Meckel's diverticulum has its origin in embryonic evolution [5]. It results from involution of the omphalomesenteric duct and is predominantly male [1], [2], [3], [5]. It is the most common malformation of the gastrointestinal tract and concerns about 1–3 % of the world population [1], [2], [3]. Meckel's diverticulum lies on the antimesenteric border of the small intestine at the termination of the superior mesenteric artery and between 30 and 90 cm from the ileocaecal junction [4], [5]. In our case, it was located approximately 70 cm from the ileocaecal junction. Anatomically, several forms have been described. Apart from the classic forms with true blind loop, there are misleading forms: plated, minimally invaginated or invaginated Meckel diverticulum [5]. Our patient presented a classic form with a true blind loop. Meckel's diverticulum usually has an asymptomatic presentation in favour of an incidental finding during abdominal surgery or imaging. However, in 4–6 % of cases, it is revealed by complications. These may include infection (diverticulitis), perforation, haemorrhage, intussusception, and strangulation occlusion (torsion or flange). An unusual finding of Meckel's diverticulum is its discovery in a hernia sac during a hernia repair: this is known as a Littre hernia [1], [4], [5], [6].

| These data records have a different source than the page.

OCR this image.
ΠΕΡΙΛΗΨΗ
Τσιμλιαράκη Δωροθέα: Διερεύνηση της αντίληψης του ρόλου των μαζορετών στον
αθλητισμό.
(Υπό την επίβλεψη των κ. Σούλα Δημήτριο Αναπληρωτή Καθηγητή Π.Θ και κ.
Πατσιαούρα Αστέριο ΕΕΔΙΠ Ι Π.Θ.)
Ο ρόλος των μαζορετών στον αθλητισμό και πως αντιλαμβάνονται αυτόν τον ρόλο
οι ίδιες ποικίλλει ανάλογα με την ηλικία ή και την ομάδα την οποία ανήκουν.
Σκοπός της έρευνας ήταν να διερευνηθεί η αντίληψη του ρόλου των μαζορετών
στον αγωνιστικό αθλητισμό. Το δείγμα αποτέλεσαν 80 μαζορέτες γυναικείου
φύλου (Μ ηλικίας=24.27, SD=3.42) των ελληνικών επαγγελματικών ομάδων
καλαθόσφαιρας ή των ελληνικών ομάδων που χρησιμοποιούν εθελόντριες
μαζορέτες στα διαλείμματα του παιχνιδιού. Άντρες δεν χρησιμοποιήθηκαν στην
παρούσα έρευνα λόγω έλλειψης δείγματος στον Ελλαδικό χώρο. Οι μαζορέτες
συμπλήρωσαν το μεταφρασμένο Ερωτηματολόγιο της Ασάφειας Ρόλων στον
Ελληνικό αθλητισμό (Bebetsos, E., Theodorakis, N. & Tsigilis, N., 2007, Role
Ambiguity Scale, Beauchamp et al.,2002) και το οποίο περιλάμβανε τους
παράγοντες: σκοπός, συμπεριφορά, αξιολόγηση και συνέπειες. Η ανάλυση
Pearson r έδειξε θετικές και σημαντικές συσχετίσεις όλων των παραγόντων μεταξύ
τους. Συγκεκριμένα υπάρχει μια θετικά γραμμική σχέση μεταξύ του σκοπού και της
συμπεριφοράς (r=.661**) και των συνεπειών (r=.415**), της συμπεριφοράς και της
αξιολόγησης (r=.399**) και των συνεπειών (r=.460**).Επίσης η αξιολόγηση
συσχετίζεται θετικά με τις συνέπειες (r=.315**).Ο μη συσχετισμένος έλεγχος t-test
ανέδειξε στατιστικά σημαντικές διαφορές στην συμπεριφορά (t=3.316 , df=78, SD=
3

The diagnosis of Littré's hernia is most often made intraoperatively as was the case in our patient [4], [6]. However, clinical manifestations may point to this hernia; these include incomplete reduction of an uncomplicated hernia, an enterocutaneous fistula through a hernia sac or painless rectal bleeding [4]. Littre's hernia can be umbilical or inguinal in location [4]. In the inguinal position, it occurs in about 98 % of cases on the right [5]. In our case, it was right inguinal.

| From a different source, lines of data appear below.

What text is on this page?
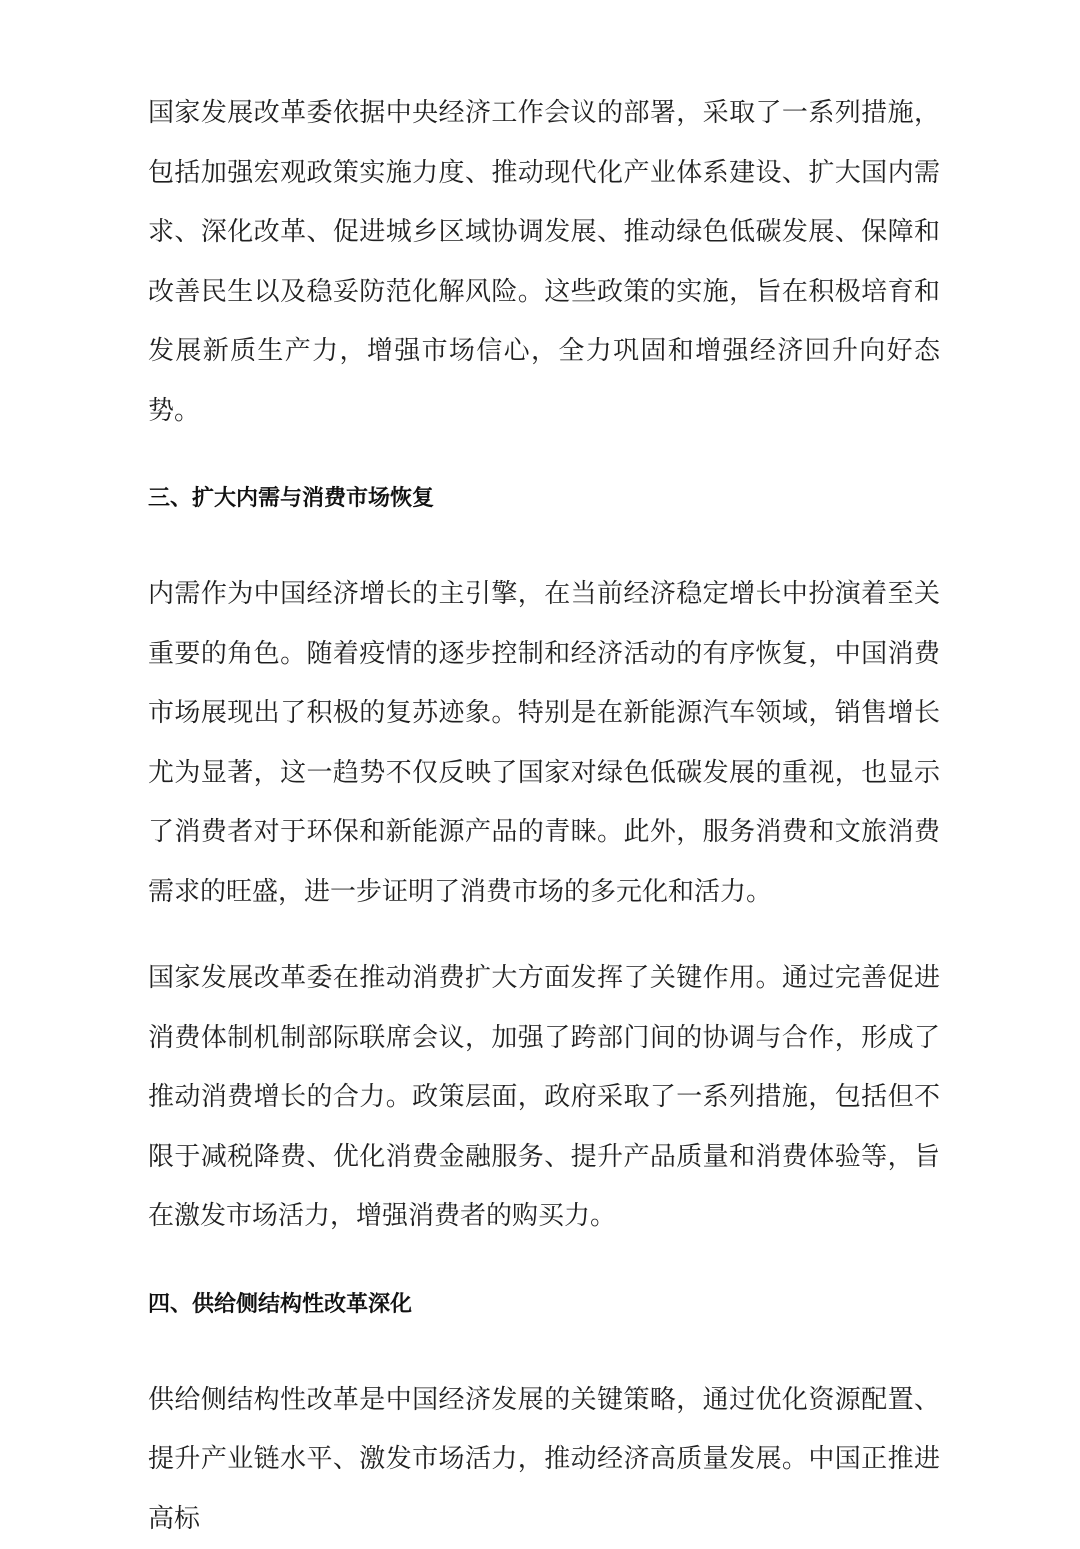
国家发展改革委依据中央经济工作会议的部署，采取了一系列措施，包括加强宏观政策实施力度、推动现代化产业体系建设、扩大国内需求、深化改革、促进城乡区域协调发展、推动绿色低碳发展、保障和改善民生以及稳妥防范化解风险。这些政策的实施，旨在积极培育和发展新质生产力，增强市场信心，全力巩固和增强经济回升向好态势。

三、扩大内需与消费市场恢复

内需作为中国经济增长的主引擎，在当前经济稳定增长中扮演着至关重要的角色。随着疫情的逐步控制和经济活动的有序恢复，中国消费市场展现出了积极的复苏迹象。特别是在新能源汽车领域，销售增长尤为显著，这一趋势不仅反映了国家对绿色低碳发展的重视，也显示了消费者对于环保和新能源产品的青睐。此外，服务消费和文旅消费需求的旺盛，进一步证明了消费市场的多元化和活力。

国家发展改革委在推动消费扩大方面发挥了关键作用。通过完善促进消费体制机制部际联席会议，加强了跨部门间的协调与合作，形成了推动消费增长的合力。政策层面，政府采取了一系列措施，包括但不限于减税降费、优化消费金融服务、提升产品质量和消费体验等，旨在激发市场活力，增强消费者的购买力。

四、供给侧结构性改革深化

供给侧结构性改革是中国经济发展的关键策略，通过优化资源配置、提升产业链水平、激发市场活力，推动经济高质量发展。中国正推进高标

Although the management of the hernia is surgical, there is no real consensus on the management of Meckel's diverticulum itself [2], [3], [4]. In the case of a symptomatic Meckel's diverticulum, surgical resection is required [2], [4]. Three resection techniques are possible: wedge-shaped excision, tangential stapling, and T-resection [2], [3], [4], [5]. The latter is recommended by some authors because of the risk of leaving ectopic tissue accompanying the Meckel diverticulum during suture excision [1], [2], [3], [4], [5]. In the case of asymptomatic Meckel's diverticulum, opinions are divided [2], [4]. The arguments in favour of immediate resection are the risk of subsequent complications associated with their subsequent diagnostic difficulties that may induce mortality [4]. Nevertheless, factors predictive of a subsequent diverticular complication have been described: length of more than 2 cm, male sex, young subject, fibrous band of ectopic tissue [2], [4]. The attitude in our case was an extended T-resection allowing us to remove the entire necrotic ileal portion.

Conclusion

Meckel's diverticulum is a rare condition but represents the most common malformation of the intestinal tract. Its presence within a hernial sac in the context of Littré's hernia is an unusual situation. Strangulation of Littre's hernia is an exceptional complication. Diagnosis is per operative and treatment is surgical combining diverticular resection and hernia repair. This manuscript was written according to the rules of the SCARE [7].

Sources of funding

The authors declare they have received no funding for the preparation of this document.

Ethical approval

The study protocol fulfilled the requirements of the Hospital Ethics Committees and was approved.

Consent

Written informed consent was obtained from the patient for publication of this case report and accompanying images. A copy of the written consent is available for review by the Editor-in-Chief of this journal on request.

Guarantor

ESSOBIYOU Tamassi Bertrand

Provenance and peer review

Not commissioned, externally peer-reviewed.

CRediT authorship contribution statement

The study design and data acquisition were done by ETB. IM and KAP carried out the literature review. The manuscript was written by ETB, PE and KAP. All the authors participated in the revision of the manuscript.

Declaration of competing interest

the authors have no financial, consultative, institutional, or other relationships that might lead to bias or conflict of interest.